26P - Characteristics of circulating tumor cells (CTCs) in patients with lung cancer

Date 15 April 2016
Event European Lung Cancer Conference 2016 (ELCC) 2016
Session Poster lunch
Topics Lung and other Thoracic Tumours
Translational Research
Presenter Tatjana Vlajnic
Citation Journal of Thoracic Oncology (2016) 11 (supplement 4): S57-S166. S1556-0864(16)X0004-4
Authors T. Vlajnic1, L. Brady2, O. Casey2, K. Gately3, M.P. Barr3, S. Cuffe3, L. Bubendorf1, S. Finn2
  • 1Institute Of Pathology, Universitätsspital Basel, 4031 - Basel/CH
  • 2Department Of Histopathology, St James's Hospital, Dublin/IE
  • 3Thoracic Oncology, St James's Hospital, Dublin/IE

Abstract

Background

Circulating tumor cells (CTCs) are rare cells that shed from the primary tumor or from metastases and can be detected in the peripheral blood. Analysis of CTCs comprises their count and phenotypical and molecular characterization. CTC analysis, also referred to as real-time “liquid biopsy”, can be used as a tool in personalized cancer therapy. Furthermore, CTCs are suitable to explore tumor biology and mechanisms of metastatic spread. Different methods have been developed for CTC isolation. The aim of this study was to determine the utility of a size-based filtration technique in a subset of patients with lung cancer.

Methods

Peripheral blood from 38 patients with lung cancer of different histological subtypes at different stages was processed using a size-based filtration device. The filters were stained with May-Grünwald Giemsa and screened to identify CTCs. Morphology of CTCs was compared to histological biopsies of the primary tumors. Additionally, immunohistochemistry (IHC) was performed to confirm and characterize putative CTCs.

Results

CTCs were identified in 4 of 12 patients with metastatic and 2 of 26 patients with non-metastatic cancer. CTCs were present more often as clusters than single cells. Surprisingly, CTCs did not show specific morphological features of differentiation.
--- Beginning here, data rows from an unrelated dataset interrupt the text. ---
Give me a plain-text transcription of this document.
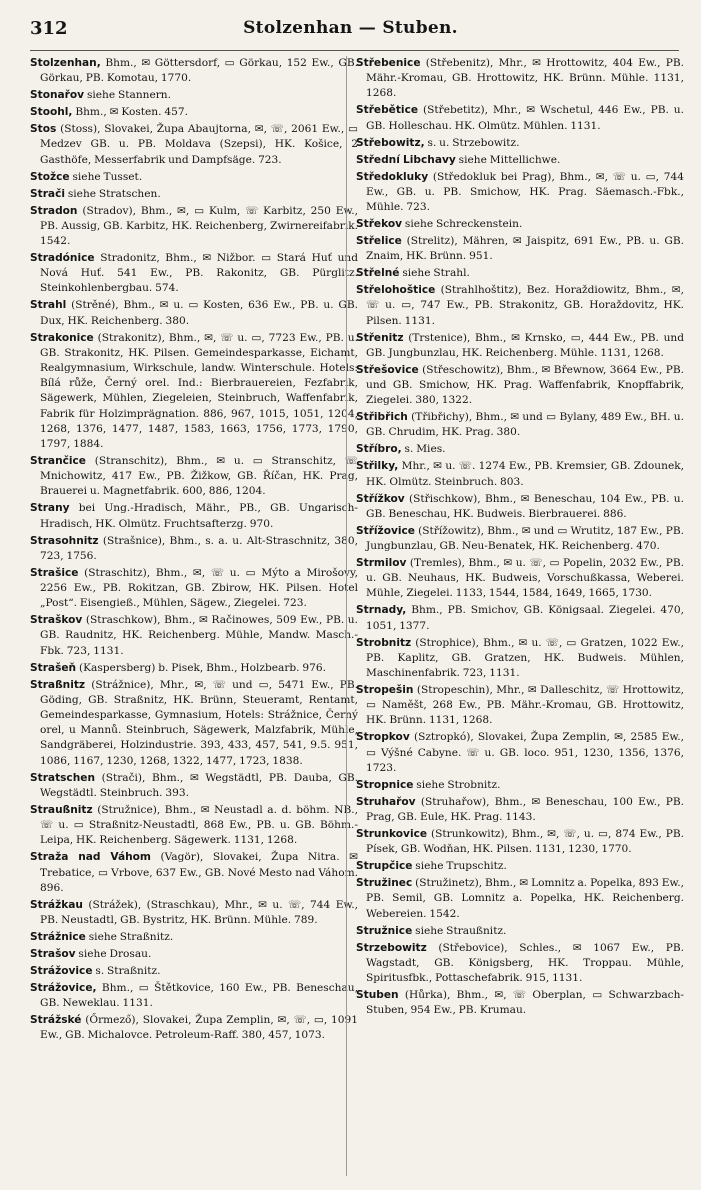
312	Stolzenhan — Stuben.

Stolzenhan, Bhm., ✉ Göttersdorf, ▭ Görkau, 152 Ew., GB. Görkau, PB. Komotau, 1770.

Stonařov siehe Stannern.

Stoohl, Bhm., ✉ Kosten. 457.

Stos (Stoss), Slovakei, Župa Abaujtorna, ✉, ☏, 2061 Ew., ▭ Medzev GB. u. PB. Moldava (Szepsi), HK. Košice, 2 Gasthöfe, Messerfabrik und Dampfsäge. 723.

Stožce siehe Tusset.

Strači siehe Stratschen.

Stradon (Stradov), Bhm., ✉, ▭ Kulm, ☏ Karbitz, 250 Ew., PB. Aussig, GB. Karbitz, HK. Reichenberg, Zwirnereifabrik. 1542.

Stradónice Stradonitz, Bhm., ✉ Nižbor. ▭ Stará Huť und Nová Huť. 541 Ew., PB. Rakonitz, GB. Pürglitz. Steinkohlenbergbau. 574.

Strahl (Strěné), Bhm., ✉ u. ▭ Kosten, 636 Ew., PB. u. GB. Dux, HK. Reichenberg. 380.

Strakonice (Strakonitz), Bhm., ✉, ☏ u. ▭, 7723 Ew., PB. u. GB. Strakonitz, HK. Pilsen. Gemeindesparkasse, Eichamt, Realgymnasium, Wirkschule, landw. Winterschule. Hotels: Bílá růže, Černý orel. Ind.: Bierbrauereien, Fezfabrik, Sägewerk, Mühlen, Ziegeleien, Steinbruch, Waffenfabrik, Fabrik für Holzimprägnation. 886, 967, 1015, 1051, 1204, 1268, 1376, 1477, 1487, 1583, 1663, 1756, 1773, 1790, 1797, 1884.

Strančice (Stranschitz), Bhm., ✉ u. ▭ Stranschitz, ☏ Mnichowitz, 417 Ew., PB. Žižkow, GB. Říčan, HK. Prag, Brauerei u. Magnetfabrik. 600, 886, 1204.

Strany bei Ung.-Hradisch, Mähr., PB., GB. Ungarisch-Hradisch, HK. Olmütz. Fruchtsafterzg. 970.

Strasohnitz (Strašnice), Bhm., s. a. u. Alt-Straschnitz, 380, 723, 1756.

Strašice (Straschitz), Bhm., ✉, ☏ u. ▭ Mýto a Mirošovy, 2256 Ew., PB. Rokitzan, GB. Zbirow, HK. Pilsen. Hotel „Post“. Eisengieß., Mühlen, Sägew., Ziegelei. 723.

Straškov (Straschkow), Bhm., ✉ Račinowes, 509 Ew., PB. u. GB. Raudnitz, HK. Reichenberg. Mühle, Mandw. Masch.-Fbk. 723, 1131.

Strašeň (Kaspersberg) b. Pisek, Bhm., Holzbearb. 976.

Straßnitz (Strážnice), Mhr., ✉, ☏ und ▭, 5471 Ew., PB. Göding, GB. Straßnitz, HK. Brünn, Steueramt, Rentamt, Gemeindesparkasse, Gymnasium, Hotels: Strážnice, Černý orel, u Mannů. Steinbruch, Sägewerk, Malzfabrik, Mühle, Sandgräberei, Holzindustrie. 393, 433, 457, 541, 9.5. 951, 1086, 1167, 1230, 1268, 1322, 1477, 1723, 1838.

Stratschen (Strači), Bhm., ✉ Wegstädtl, PB. Dauba, GB. Wegstädtl. Steinbruch. 393.

Straußnitz (Stružnice), Bhm., ✉ Neustadl a. d. böhm. NB., ☏ u. ▭ Straßnitz-Neustadtl, 868 Ew., PB. u. GB. Böhm.-Leipa, HK. Reichenberg. Sägewerk. 1131, 1268.

Straža nad Váhom (Vagör), Slovakei, Župa Nitra. ✉ Trebatice, ▭ Vrbove, 637 Ew., GB. Nové Mesto nad Váhom. 896.

Strážkau (Strážek), (Straschkau), Mhr., ✉ u. ☏, 744 Ew., PB. Neustadtl, GB. Bystritz, HK. Brünn. Mühle. 789.

Strážnice siehe Straßnitz.

Strašov siehe Drosau.

Strážovice s. Straßnitz.

Strážovice, Bhm., ▭ Štětkovice, 160 Ew., PB. Beneschau, GB. Neweklau. 1131.

Strážské (Őrmező), Slovakei, Župa Zemplin, ✉, ☏, ▭, 1091 Ew., GB. Michalovce. Petroleum-Raff. 380, 457, 1073.

Střebenice (Střebenitz), Mhr., ✉ Hrottowitz, 404 Ew., PB. Mähr.-Kromau, GB. Hrottowitz, HK. Brünn. Mühle. 1131, 1268.

Střebětice (Střebetitz), Mhr., ✉ Wschetul, 446 Ew., PB. u. GB. Holleschau. HK. Olmütz. Mühlen. 1131.

Střebowitz, s. u. Strzebowitz.

Střední Libchavy siehe Mittellichwe.

Středokluky (Středokluk bei Prag), Bhm., ✉, ☏ u. ▭, 744 Ew., GB. u. PB. Smichow, HK. Prag. Säemasch.-Fbk., Mühle. 723.

Střekov siehe Schreckenstein.

Střelice (Strelitz), Mähren, ✉ Jaispitz, 691 Ew., PB. u. GB. Znaim, HK. Brünn. 951.

Střelné siehe Strahl.

Střelohoštice (Strahlhoštitz), Bez. Horaždiowitz, Bhm., ✉, ☏ u. ▭, 747 Ew., PB. Strakonitz, GB. Horaždovitz, HK. Pilsen. 1131.

Střenitz (Trstenice), Bhm., ✉ Krnsko, ▭, 444 Ew., PB. und GB. Jungbunzlau, HK. Reichenberg. Mühle. 1131, 1268.

Střešovice (Střeschowitz), Bhm., ✉ Břewnow, 3664 Ew., PB. und GB. Smichow, HK. Prag. Waffenfabrik, Knopffabrik, Ziegelei. 380, 1322.

Střibřich (Třibřichy), Bhm., ✉ und ▭ Bylany, 489 Ew., BH. u. GB. Chrudim, HK. Prag. 380.

Stříbro, s. Mies.

Střilky, Mhr., ✉ u. ☏. 1274 Ew., PB. Kremsier, GB. Zdounek, HK. Olmütz. Steinbruch. 803.

Střížkov (Střischkow), Bhm., ✉ Beneschau, 104 Ew., PB. u. GB. Beneschau, HK. Budweis. Bierbrauerei. 886.

Střížovice (Střížowitz), Bhm., ✉ und ▭ Wrutitz, 187 Ew., PB. Jungbunzlau, GB. Neu-Benatek, HK. Reichenberg. 470.

Strmilov (Tremles), Bhm., ✉ u. ☏, ▭ Popelin, 2032 Ew., PB. u. GB. Neuhaus, HK. Budweis, Vorschußkassa, Weberei. Mühle, Ziegelei. 1133, 1544, 1584, 1649, 1665, 1730.

Strnady, Bhm., PB. Smichov, GB. Königsaal. Ziegelei. 470, 1051, 1377.

Strobnitz (Strophice), Bhm., ✉ u. ☏, ▭ Gratzen, 1022 Ew., PB. Kaplitz, GB. Gratzen, HK. Budweis. Mühlen, Maschinenfabrik. 723, 1131.

Stropešin (Stropeschin), Mhr., ✉ Dalleschitz, ☏ Hrottowitz, ▭ Naměšt, 268 Ew., PB. Mähr.-Kromau, GB. Hrottowitz, HK. Brünn. 1131, 1268.

Stropkov (Sztropkó), Slovakei, Župa Zemplin, ✉, 2585 Ew., ▭ Výšné Cabyne. ☏ u. GB. loco. 951, 1230, 1356, 1376, 1723.

Stropnice siehe Strobnitz.

Struhařov (Struhařow), Bhm., ✉ Beneschau, 100 Ew., PB. Prag, GB. Eule, HK. Prag. 1143.

Strunkovice (Strunkowitz), Bhm., ✉, ☏, u. ▭, 874 Ew., PB. Písek, GB. Wodňan, HK. Pilsen. 1131, 1230, 1770.

Strupčice siehe Trupschitz.

Stružinec (Stružinetz), Bhm., ✉ Lomnitz a. Popelka, 893 Ew., PB. Semil, GB. Lomnitz a. Popelka, HK. Reichenberg. Webereien. 1542.

Stružnice siehe Straußnitz.

Strzebowitz (Střebovice), Schles., ✉ 1067 Ew., PB. Wagstadt, GB. Königsberg, HK. Troppau. Mühle, Spiritusfbk., Pottaschefabrik. 915, 1131.

Stuben (Hůrka), Bhm., ✉, ☏ Oberplan, ▭ Schwarzbach-Stuben, 954 Ew., PB. Krumau.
CTCs showed subtle cytological atypia and had a different morphology compared to tumor cells from cultured cell lines spiked into healthy donor blood. Additionally, large cells with high nuclear/cytoplasmic ratio were present in all samples. These were negative for cytokeratin and partly positive for ERG, corresponding to megakaryocytes and their precursors.

Conclusions

Identification of CTCs based on morphology alone is not reliable due to minimal cytological atypia and missing morphological features of differentiation. Large cells with cytological atypia, which represent megakaryocytes and their precursors, might be mistaken for CTCs without additional analysis. The impact of CTCs in patients with non-metastatic lung cancer needs to be examined in prospective studies. Molecular characterization of CTCs may contribute to understanding mechanisms involved in tumor progression and metastasis.

Clinical trial identification

no number

Legal entity responsible for the study

Stephen Finn

Funding

Stephen Finn

Disclosure

All authors have declared no conflicts of interest.